Generally, oil field workers are as exposed as communities are to the dangerous pollutants of the industry. At that meeting, I had an opportunity to propose the thesis that ‘sabotage’ must be seen in some contexts as a legitimate political weapon. Legitimate? While remaining a proponent of non-violent resistance, it must be recognised that unless sabotage is seen as a possible weapon for the expression of dissent, then the right solution to the problems may never be found. The thesis was roundly rejected. But eventually, when the sparks started to fly in the oil fields and in the surrounding communities, it began to sink in that the ultimate solution to address the explosive dissent in the Niger Delta must be found in tackling the root causes of the dissent.
A couple of weeks ago, I was opportune to participate in health and safety workshops for oil sector workers, organised by the American Center for International Labor Solidarity, also known as the Solidarity Center. There were four workshops in all, but I was only able to attend the ones in Warri and Lagos.
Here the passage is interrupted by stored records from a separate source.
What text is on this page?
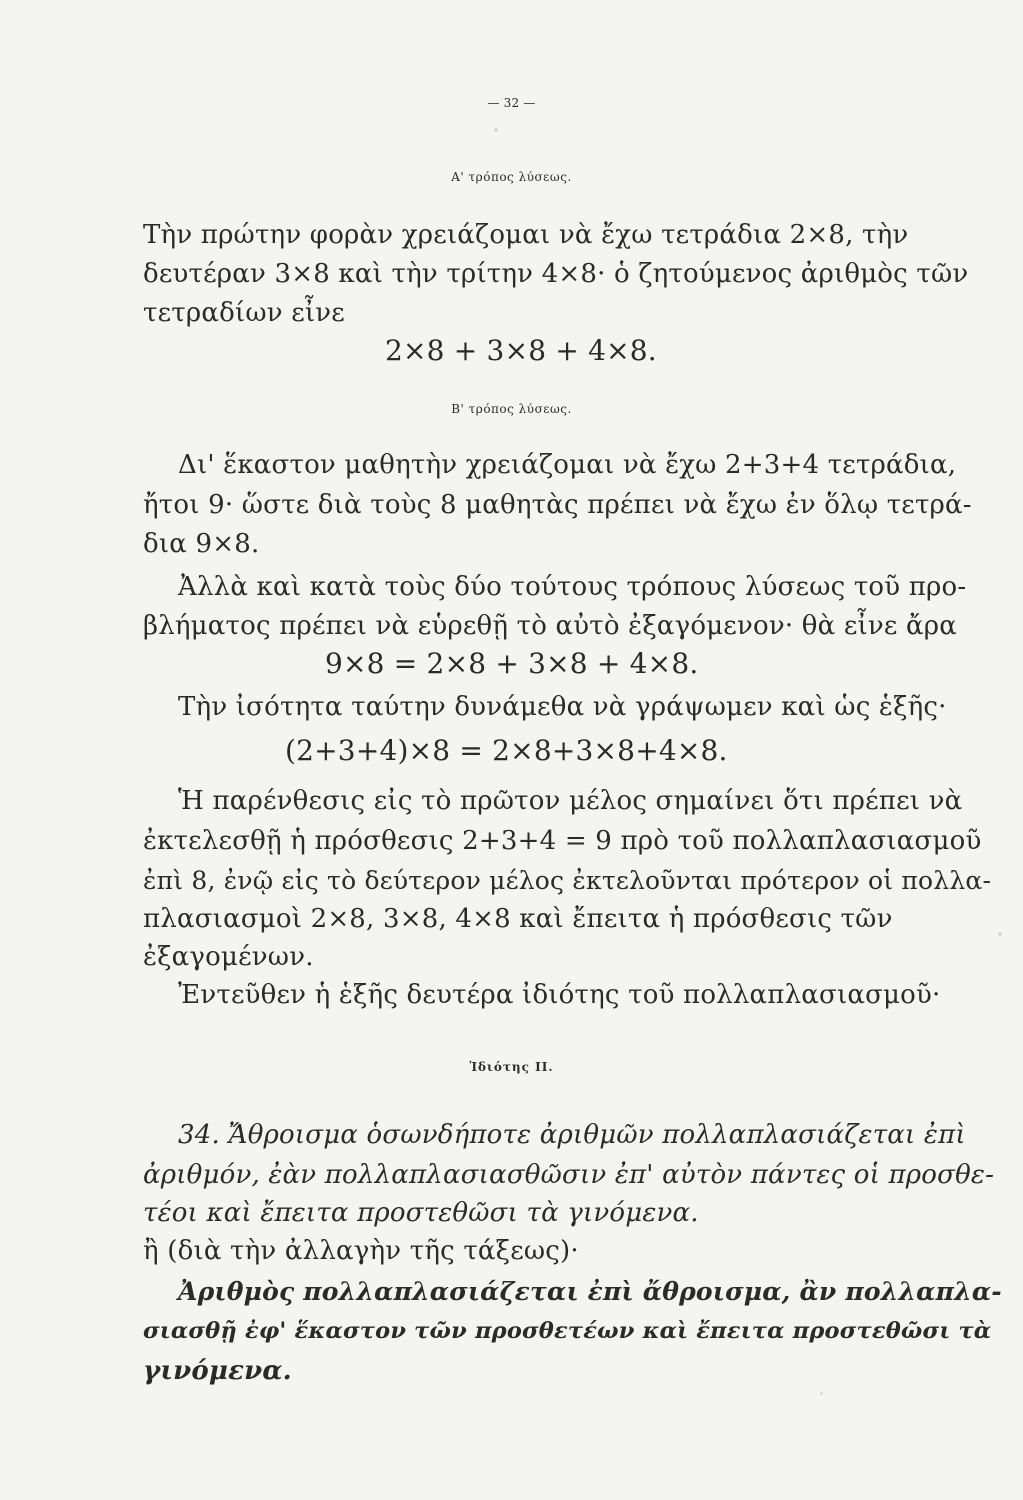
— 32 —
Α' τρόπος λύσεως.
Τὴν πρώτην φορὰν χρειάζομαι νὰ ἔχω τετράδια 2×8, τὴν
δευτέραν 3×8 καὶ τὴν τρίτην 4×8· ὁ ζητούμενος ἀριθμὸς τῶν
τετραδίων εἶνε
2×8 + 3×8 + 4×8.
Β' τρόπος λύσεως.
Δι' ἕκαστον μαθητὴν χρειάζομαι νὰ ἔχω 2+3+4 τετράδια,
ἤτοι 9· ὥστε διὰ τοὺς 8 μαθητὰς πρέπει νὰ ἔχω ἐν ὅλῳ τετρά-
δια 9×8.
Ἀλλὰ καὶ κατὰ τοὺς δύο τούτους τρόπους λύσεως τοῦ προ-
βλήματος πρέπει νὰ εὑρεθῇ τὸ αὐτὸ ἐξαγόμενον· θὰ εἶνε ἄρα
9×8 = 2×8 + 3×8 + 4×8.
Τὴν ἰσότητα ταύτην δυνάμεθα νὰ γράψωμεν καὶ ὡς ἑξῆς·
(2+3+4)×8 = 2×8+3×8+4×8.
Ἡ παρένθεσις εἰς τὸ πρῶτον μέλος σημαίνει ὅτι πρέπει νὰ
ἐκτελεσθῇ ἡ πρόσθεσις 2+3+4 = 9 πρὸ τοῦ πολλαπλασιασμοῦ
ἐπὶ 8, ἐνῷ εἰς τὸ δεύτερον μέλος ἐκτελοῦνται πρότερον οἱ πολλα-
πλασιασμοὶ 2×8, 3×8, 4×8 καὶ ἔπειτα ἡ πρόσθεσις τῶν
ἐξαγομένων.
Ἐντεῦθεν ἡ ἑξῆς δευτέρα ἰδιότης τοῦ πολλαπλασιασμοῦ·
Ἰδιότης ΙΙ.
34. Ἄθροισμα ὁσωνδήποτε ἀριθμῶν πολλαπλασιάζεται ἐπὶ
ἀριθμόν, ἐὰν πολλαπλασιασθῶσιν ἐπ' αὐτὸν πάντες οἱ προσθε-
τέοι καὶ ἔπειτα προστεθῶσι τὰ γινόμενα.
ἢ (διὰ τὴν ἀλλαγὴν τῆς τάξεως)·
Ἀριθμὸς πολλαπλασιάζεται ἐπὶ ἄθροισμα, ἂν πολλαπλα-
σιασθῇ ἐφ' ἕκαστον τῶν προσθετέων καὶ ἔπειτα προστεθῶσι τὰ
γινόμενα.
While one cannot compare working in the oil fields to working in violent conflict zones, or at a nuclear power plant, it is quite true that workers in the oil and gas sector need to be pretty much concerned about health and safety issues. Some of the workers who perform sedentary duties in offices complained that the constant focus on computer screens poses serious health issues to them.
Others said that they were required to ensure they grab staircase handrails while climbing or descending the stairs to avoid falls. That must be why we have those banisters and balustrades, surely? A machine operator complained that he has hearing problems due to exposure to extreme noise at his workplace. Some of the field workers said that sometimes they have to climb dangerous heights while performing their duties on the rigs and other locations. Even though they wear safety belts, the dangers are always there.
Management versus workers
There were healthy debates over the question of who was to be blamed for most workplace accidents in this sector— management or workers? It was striking to see oil-worker unionists speaking almost like their managers. Some informed the workshops that they did not have safety issues in their companies because management took care of everything. Quite a number of them believed that the management did the utmost in providing safety gears and took other measures that should keep accidents from happening. They maintained that the blame must be placed on the workers since it was likely the accidents took place when workers cut corners or otherwise ignored specified methods and processes.
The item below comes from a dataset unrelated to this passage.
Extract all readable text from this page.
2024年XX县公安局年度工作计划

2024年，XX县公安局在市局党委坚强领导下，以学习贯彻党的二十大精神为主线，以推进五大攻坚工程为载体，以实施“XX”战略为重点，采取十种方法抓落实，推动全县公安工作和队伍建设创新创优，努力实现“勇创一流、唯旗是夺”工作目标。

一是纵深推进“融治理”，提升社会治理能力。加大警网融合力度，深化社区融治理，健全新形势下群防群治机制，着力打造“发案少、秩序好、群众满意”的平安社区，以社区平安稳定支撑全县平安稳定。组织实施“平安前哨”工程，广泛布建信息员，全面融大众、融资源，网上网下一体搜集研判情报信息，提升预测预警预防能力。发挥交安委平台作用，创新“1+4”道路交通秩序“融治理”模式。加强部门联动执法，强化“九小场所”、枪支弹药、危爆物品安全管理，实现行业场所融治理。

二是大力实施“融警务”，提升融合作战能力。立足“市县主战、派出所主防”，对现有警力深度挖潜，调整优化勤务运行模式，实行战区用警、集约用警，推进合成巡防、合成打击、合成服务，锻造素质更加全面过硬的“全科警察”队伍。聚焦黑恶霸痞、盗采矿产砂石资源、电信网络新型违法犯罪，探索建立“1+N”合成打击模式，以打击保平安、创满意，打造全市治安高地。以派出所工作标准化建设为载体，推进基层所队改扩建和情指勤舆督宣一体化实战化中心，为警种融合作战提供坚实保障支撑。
Those who held that the management were to be blamed for most of the accidents insisted that management cared more about machines than they care about the workers. They held also that accidents do happen even when the procedures set out by management are followed. Another point was that, sometimes, workers are forced by management to take shortcuts in order to meet production targets.
One interesting fact shared at the workshops was the need for unions to carry out workplace mapping of health and accident issues. When such mapping is done over time, a pattern of accident or health issues related to particular workstations or procedures emerge. It was also noted that the shop floor workers could take these steps, even if the unions are not keen on monitoring and mapping.
Milk as antidote
A real surprise that came from these workshops was the revelation that oil companies use milk as an antidote for exposure to heat and hazardous chemicals. We exchanged banter that if cow milk was so efficacious and could cure cancers and other health challenges, then every oil worker should own a milk cow. A participant from one of the top oil transnational corporations said that the company provides tins of milk to workers who man their electricity generators to counter the impact of the heat and chemical exposures. It sounded as a joke initially, but it turned out to be a serious matter. A former union member said that between 1975 and 1978, while working in a gas industry, the workers, who produced acetylene and oxygen in cylinders, were always provided with milk while on duty. Medical experts will have to tell us if milk is the antidote to heat and chemical exposure in the oil and gas sector. Could this be another way by which workers are taken for a ride, exposed to harm, and then given a false sense of well-being through gifts of tins of milk? If this is fraud, the companies who engage in this deception must be brought to book. If it is effective, then get me my cow.